The pace of bank busts is quickening, with nearly half of this year’s 25 failures coming in the current quarter. There were only three failures in 2007 as the real estate boom still had fainting signs of life left in it and there were no failures from June 2004 through February 2007 when the boom was in full swing. This boom was driven by huge increases in the money supply created by the Federal Reserve which led to massive mal-investment in: row after row of single family tract homes that were scooped up by panting speculators who financed their punts with cheap no-money down loans, strip malls and suburban office buildings, skyscrapers and casinos the world around.

To the government regulatory world, the banking system was sound while the boom unfolded, but as Murray Rothbard pointed out in his article "The Myth of Free Banking in Scotland" which is included as an appendix in the new addition of The Mystery of Banking, "a dearth of bank failure should rather be treated with suspicion, as witness the drop of bank failures in the United States since the advent of the FDIC."

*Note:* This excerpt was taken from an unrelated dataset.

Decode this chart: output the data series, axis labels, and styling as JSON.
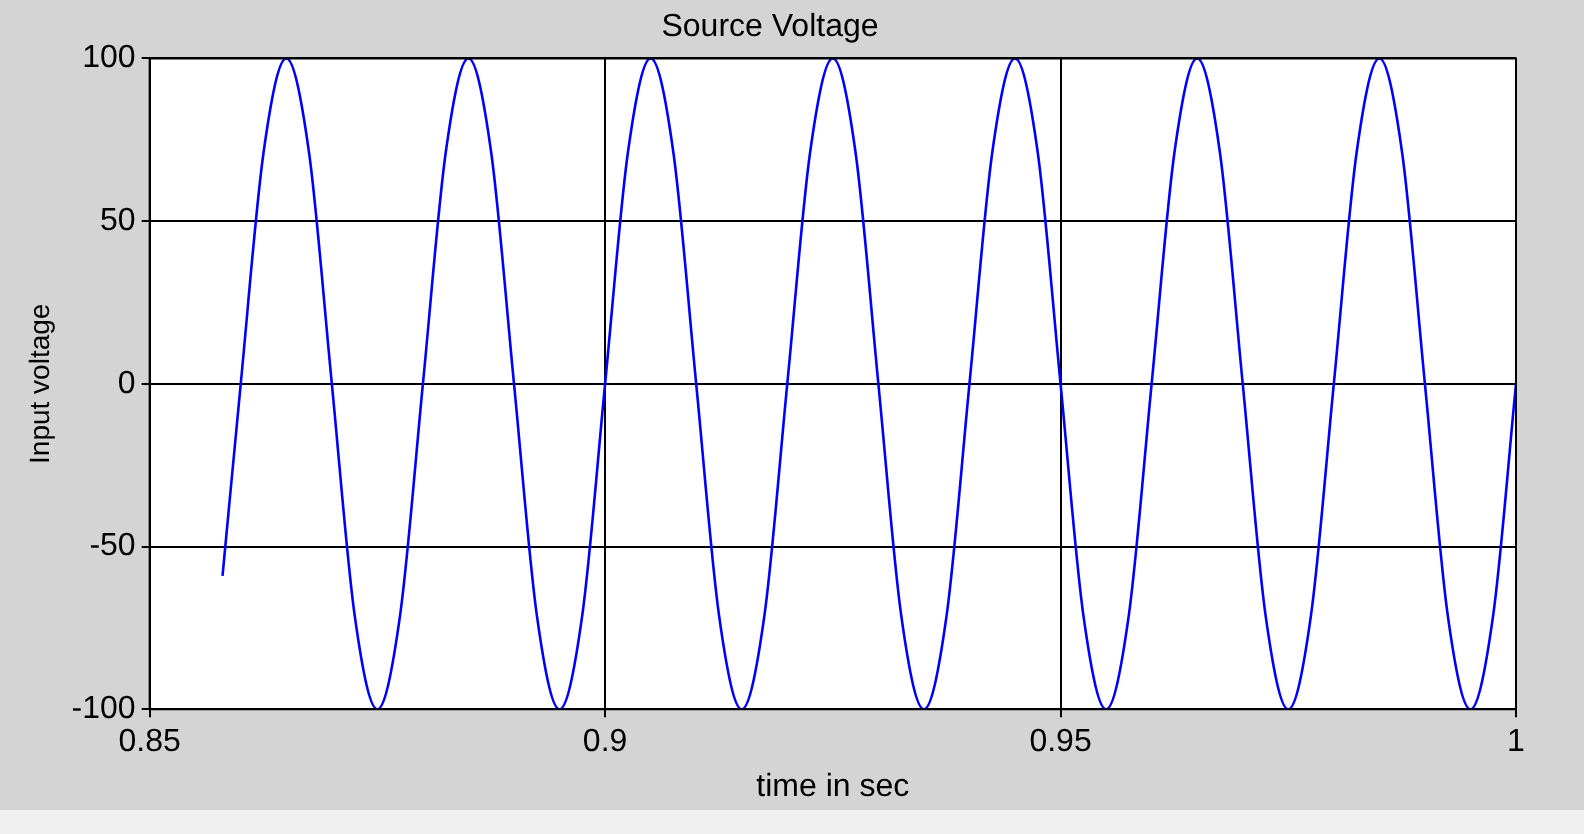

As Rothbard points out, the banks may be doing fine when there are no failures, but society is getting the worst of it. "Bank failures are a healthy weapon by which the market keeps bank credit expansion in check; an absence of failure might well mean that that check is doing poorly and that inflation of money and credit is all the more rampant," Rothbard wrote. "In any case, a lower rate of bank failure can scarcely be accepted as any sort of evidence for the superiority of a banking system."

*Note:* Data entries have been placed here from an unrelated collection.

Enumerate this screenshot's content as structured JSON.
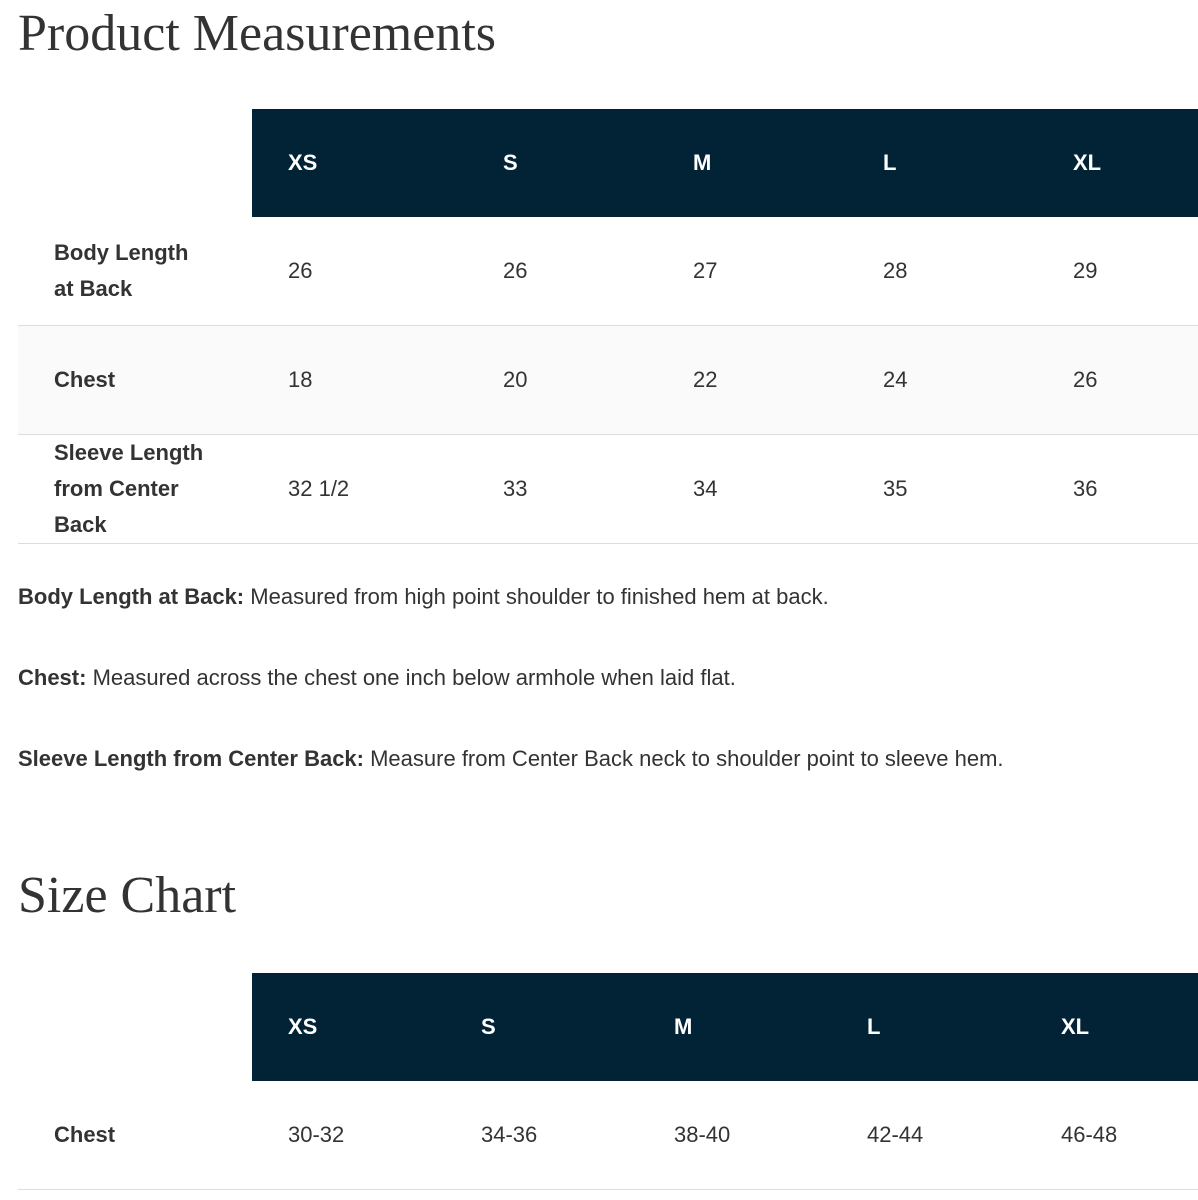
{
  "measurements": {
    "title": "Product Measurements",
    "table": {
      "header": [
        "XS",
        "S",
        "M",
        "L",
        "XL"
      ],
      "rows": [
        {
          "label": "Body Length at Back",
          "cells": [
            "26",
            "26",
            "27",
            "28",
            "29"
          ]
        },
        {
          "label": "Chest",
          "cells": [
            "18",
            "20",
            "22",
            "24",
            "26"
          ]
        },
        {
          "label": "Sleeve Length from Center Back",
          "cells": [
            "32 1/2",
            "33",
            "34",
            "35",
            "36"
          ]
        }
      ]
    },
    "notes": [
      {
        "label": "Body Length at Back:",
        "text": "Measured from high point shoulder to finished hem at back."
      },
      {
        "label": "Chest:",
        "text": "Measured across the chest one inch below armhole when laid flat."
      },
      {
        "label": "Sleeve Length from Center Back:",
        "text": "Measure from Center Back neck to shoulder point to sleeve hem."
      }
    ]
  },
  "size_chart": {
    "title": "Size Chart",
    "table": {
      "header": [
        "XS",
        "S",
        "M",
        "L",
        "XL"
      ],
      "rows": [
        {
          "label": "Chest",
          "cells": [
            "30-32",
            "34-36",
            "38-40",
            "42-44",
            "46-48"
          ]
        }
      ]
    }
  }
}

With real estate collateral values plunging, credit losses are soaring, decimating the capital ratios of banks all over the world. Large banks that are viewed as "systemically important" such as Citicorp are bailed out. Others are kept alive via capital injections from the government's Troubled Assets Relief Program (TARP). But many of the small fry are (and will be) seized by regulators and liquidated. Thus, of the 1,400 new FDIC positions, two-thirds will be working on the "closed bank" side with the other third working on the "open bank" side, according to FDIC spokesman David Barr.

The folks at the FDIC evidently think 2009 will be a banner year for bank failures. And they should.